Inside Entertainment,  Media Rants

Unhappily Ever After …

I try not to watch shit.

I’ll switch off. There are plenty of alternatives.

But if it’s something I have an emotional connection to, then I persevere. I know I shouldn’t. But it’s become analogous to self-mutilation. I know it’s wrong, I know it’s bad for me, but I want to – need to – feel some new pain to validate the experience.

Watching Star Trek: Picard (2020 – ), I can only think, What unholy shit is this? How can you get everything so wrong? How can you be so oblivious?

But why am I surprised? The Disney Star Wars Trilogy is bad. The DC incarnations of Batman and Superman are appalling. The rebooted Star Trek is horrible. The most recent Terminator movies are shitful. They’re positioning to ruin Buffy: The Vampire Slayer (1997 – 2003) next.

Why?

Why are these incarnations so bad?

That comes down to three reasons:

    1. Let me do it cooler. Because Superman ain’t cool as a boy scout. Why have somebody decent and moral and selfless when you can have a gloomy moronic imbecile lumbering around questioning his self-worth? Why should Luke Skywalker have braved all the shit he did, accomplished what he did, and come out of that optimistic and constructive and remain true to that moral fibre? Why should Jean-Luc Picard have aged into a measured, contemplative man, instead of a rambling, histrionic, self-pitying fool? Because all these new incarnations are cooler than characters who were comfortable in themselves. It’s cool to brood and be angry.
    2. Let me do it darker.
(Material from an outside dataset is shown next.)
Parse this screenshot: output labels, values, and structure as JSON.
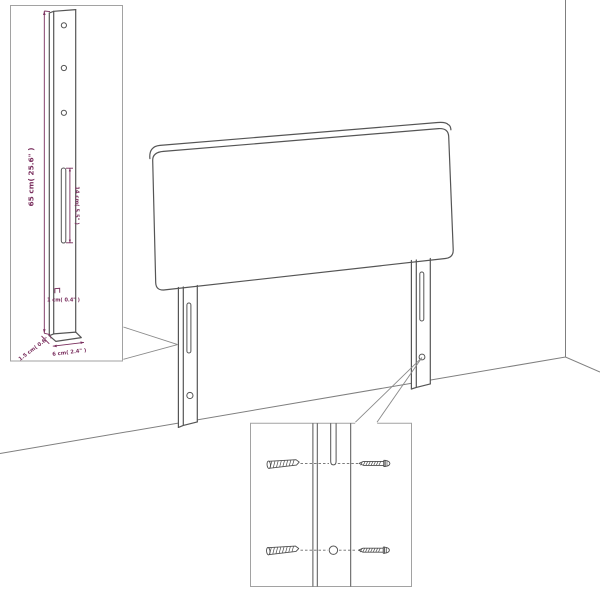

Because dark is cool also, right? Christopher Nolan proved it with Batman Begins (2005) and The Dark Knight (2008). Forget that Batman is actually a dark character – a psychopath who’s channelled his rage into vigilantism. He’s really the equivalent of Dexter Morgan from Dexter (2006 – 2013), but just without the killing (hint, hint, DC!). Now let’s make everybody else like that. Because one coat fits everybody. And if it worked for Batman then why shouldn’t it work for Luke Skywalker?
    3. Let me subvert your expectations. Because you were probably sitting back thinking Luke had opened a Jedi Academy. You’d probably imagined that Jean-Luc Picard had retired a distinguished and decorated Starfleet Officer. You probably thought Sarah Connor emerged from the triumph of Terminator 2: Judgement Day (1991) and found peace, or maybe even became some Gandhi-like guru preaching peace and unity.
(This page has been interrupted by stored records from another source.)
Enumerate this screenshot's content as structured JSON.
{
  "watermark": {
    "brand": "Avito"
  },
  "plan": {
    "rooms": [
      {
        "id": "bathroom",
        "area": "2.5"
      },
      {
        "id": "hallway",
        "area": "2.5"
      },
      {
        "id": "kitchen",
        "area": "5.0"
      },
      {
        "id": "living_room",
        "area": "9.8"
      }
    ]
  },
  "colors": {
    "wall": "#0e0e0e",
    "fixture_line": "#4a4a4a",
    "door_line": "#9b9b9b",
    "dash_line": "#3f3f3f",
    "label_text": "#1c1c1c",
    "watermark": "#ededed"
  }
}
But none of that happened. Fairy-tales often finish, And they lived happily ever after. Movies used to imply that in their conclusions. We wanted to think our beloved characters emerged from their hardships to find some joy and fulfillment in their lives.

Nope.

I mightn’t have a problem with this if it was causal. Wolverine is leading a shitty life in Logan (2017), but this is a genuine extrapolation of the character we’ve known – he was always angry and rebellious and struggling to find a sense of purpose in the world. Now he’s taking care of the one man – Charles Xavier – who took care of him, while combating his own sudden frailty.

Even James Kirk is discontent when Star Trek II: The Wrath of Khan (1982) begins. Kirk has led two highly successful five-year missions. He’s decorated. He’s entering middle-age. And he’s now an admiral. So why is he troubled? Because Kirk recognises he’s surrendered his passion (command and exploration) for some shallow prestige – a position that is expected of an officer of his years.  Throughout Star Trek II: The Wrath of Khan, Kirk learns that age should have nothing to do with who he is. Spock’s sacrifice teaches him he has to live for the moment – and that means pursuing what he does best.
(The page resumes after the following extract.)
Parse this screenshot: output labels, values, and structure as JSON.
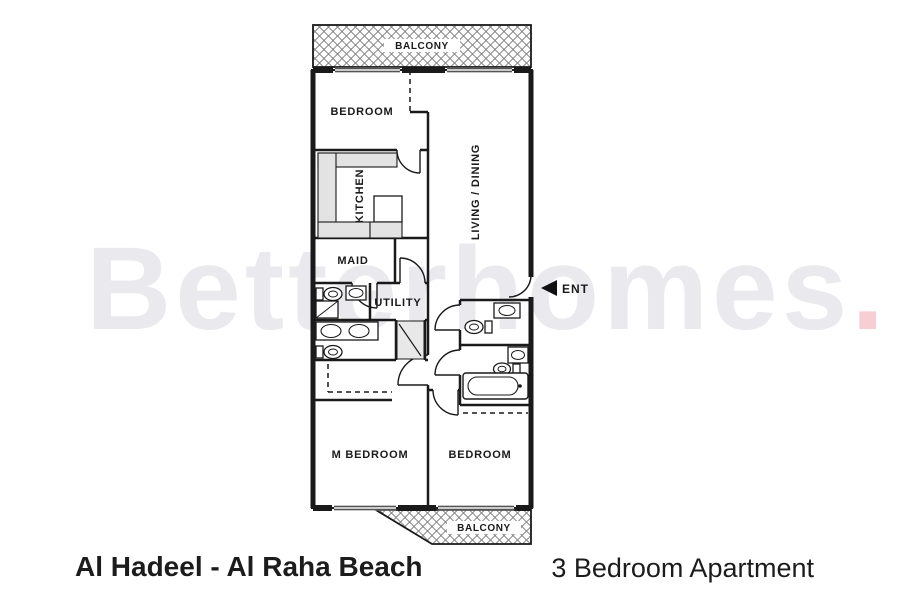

Even a movie as problematic as Indiana Jones and the Kingdom of the Crystal Skull (2008) explores that Indiana is being left behind – his best friend and his father have passed, and he’s no longer the swashbuckling hero he used to be. This is an authentic representation of the character in his latter years.

But none of this happens anymore.

If you wrote a sequel to Jane Austen’s Pride and Prejudice, Mr Darcy would be an alcoholic gambler who’s lost a leg and is constantly flirting with the maids, while Elizabeth would become a shrew who developed an opium habit and steals a baby to fake a pregnancy because she can’t conceive.

Audiences would sit back and shriek if that story played out. And they’d root for these two characters to rediscover one another. It’s all about getting them back to the implied, And they lived happily ever after. So they’re not actually growing. They’re just reverting. That’s their whole journey: reversion to how we knew them, or expected them to be.

Just as Superman realised he should be a hero we’ve always known.

Just as Luke Skywalker realised he should be the leader everybody expected.

Just as Sarah Connor realised that she should retain her hope for a better future.

It’s seriously shit.

Storytellers who pick up these legacies – whether they’re established film or television characters, or characters who come from long, storied source material – have a responsibility to be true to who these characters are.

It’s not a hard concept.

I’m sure these characters have plenty of authentic stories that could be told.

Just not this shit that’s being meted out.

As a friend put it, if you want to make shit, build your own property and do it there.